Ia menambahkan, rokok ilegal masih menjadi tantangan utama dalam pengawasan kepabeanan dan cukai di wilayah kerja Bea Cukai Tembilahan.
"Rokok ilegal masih menjadi tantangan kita bersama. Ditambah miras oplosan, tekstil, dan kosmetik ilegal, semua ini wajib kita berantas karena dampaknya luas, mulai dari kesehatan hingga ekonomi," tegasnya.
Adapun total nilai barang yang dimusnahkan diperkirakan mencapai Rp4,6 miliar dengan potensi kerugian negara sebesar Rp2,46 miliar.
Barang yang dimusnahkan didominasi sekitar 3 juta batang rokok ilegal berbagai merek dan sekitar 1.100 liter minuman mengandung metil alkohol.
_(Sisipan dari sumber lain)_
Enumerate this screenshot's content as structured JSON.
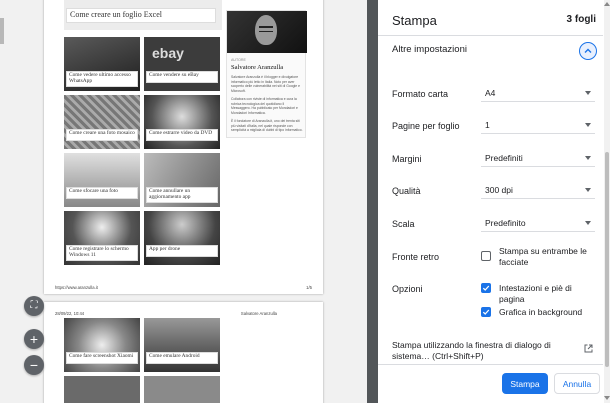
{
  "preview": {
    "page1": {
      "top_caption": "Come creare un foglio Excel",
      "thumbs": [
        {
          "caption": "Come vedere ultimo accesso WhatsApp"
        },
        {
          "caption": "Come vendere su eBay",
          "image_text": "ebay"
        },
        {
          "caption": "Come creare una foto mosaico"
        },
        {
          "caption": "Come estrarre video da DVD"
        },
        {
          "caption": "Come sfocare una foto"
        },
        {
          "caption": "Come annullare un aggiornamento app"
        },
        {
          "caption": "Come registrare lo schermo Windows 11"
        },
        {
          "caption": "App per drone"
        }
      ],
      "author": {
        "kicker": "AUTORE",
        "name": "Salvatore Aranzulla",
        "bio": [
          "Salvatore Aranzulla è il blogger e divulgatore informatico più letto in Italia. Noto per aver scoperto delle vulnerabilità nei siti di Google e Microsoft.",
          "Collabora con riviste di informatica e cura la rubrica tecnologica del quotidiano Il Messaggero. Ha pubblicato per Mondadori e Mondadori Informatica.",
          "È il fondatore di Aranzulla.it, uno dei trenta siti più visitati d'Italia, nel quale risponde con semplicità a migliaia di dubbi di tipo informatico."
        ]
      },
      "footer_left": "https://www.aranzulla.it",
      "footer_right": "1/5"
    },
    "page2": {
      "header_left": "28/09/22, 10:44",
      "header_right": "Salvatore Aranzulla",
      "thumbs": [
        {
          "caption": "Come fare screenshot Xiaomi"
        },
        {
          "caption": "Come emulare Android"
        }
      ]
    },
    "zoom": {
      "fit": "⛶",
      "plus": "+",
      "minus": "−"
    }
  },
  "panel": {
    "title": "Stampa",
    "sheets": "3 fogli",
    "more_settings": "Altre impostazioni",
    "rows": [
      {
        "key": "paper",
        "label": "Formato carta",
        "value": "A4"
      },
      {
        "key": "pages_per_sheet",
        "label": "Pagine per foglio",
        "value": "1"
      },
      {
        "key": "margins",
        "label": "Margini",
        "value": "Predefiniti"
      },
      {
        "key": "quality",
        "label": "Qualità",
        "value": "300 dpi"
      },
      {
        "key": "scale",
        "label": "Scala",
        "value": "Predefinito"
      }
    ],
    "duplex": {
      "label": "Fronte retro",
      "option": "Stampa su entrambe le facciate",
      "checked": false
    },
    "options": {
      "label": "Opzioni",
      "items": [
        {
          "label": "Intestazioni e piè di pagina",
          "checked": true
        },
        {
          "label": "Grafica in background",
          "checked": true
        }
      ]
    },
    "system_dialog": "Stampa utilizzando la finestra di dialogo di sistema… (Ctrl+Shift+P)",
    "print_button": "Stampa",
    "cancel_button": "Annulla",
    "accent": "#1a73e8"
  }
}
Selain itu turut dimusnahkan sejumlah barang lainnya berupa tekstil, kosmetik, serta produk kena cukai tanpa pita resmi.
Pemusnahan dilakukan dengan metode dibakar, dirusak, dan dilarutkan agar barang tidak dapat dimanfaatkan maupun diedarkan kembali.
Turut hadir dalam kegiatan tersebut Wakil Ketua DPRD Kabupaten Indragiri Hilir, Kapolres Inhil, Dandim 0314/Inhil, perwakilan aparat penegak hukum di wilayah Kabupaten Indragiri Hulu dan Kabupaten Kuantan Singingi, BPOM, unsur Forkopimda, serta tamu undangan lainnya.
Kegiatan ini menjadi bentuk sinergi antarinstansi dalam memperkuat pengawasan dan penegakan hukum di bidang kepabeanan dan cukai di wilayah Kabupaten Indragiri Hilir, Kabupaten Indragiri Hulu, dan Kabupaten Kuantan Singingi.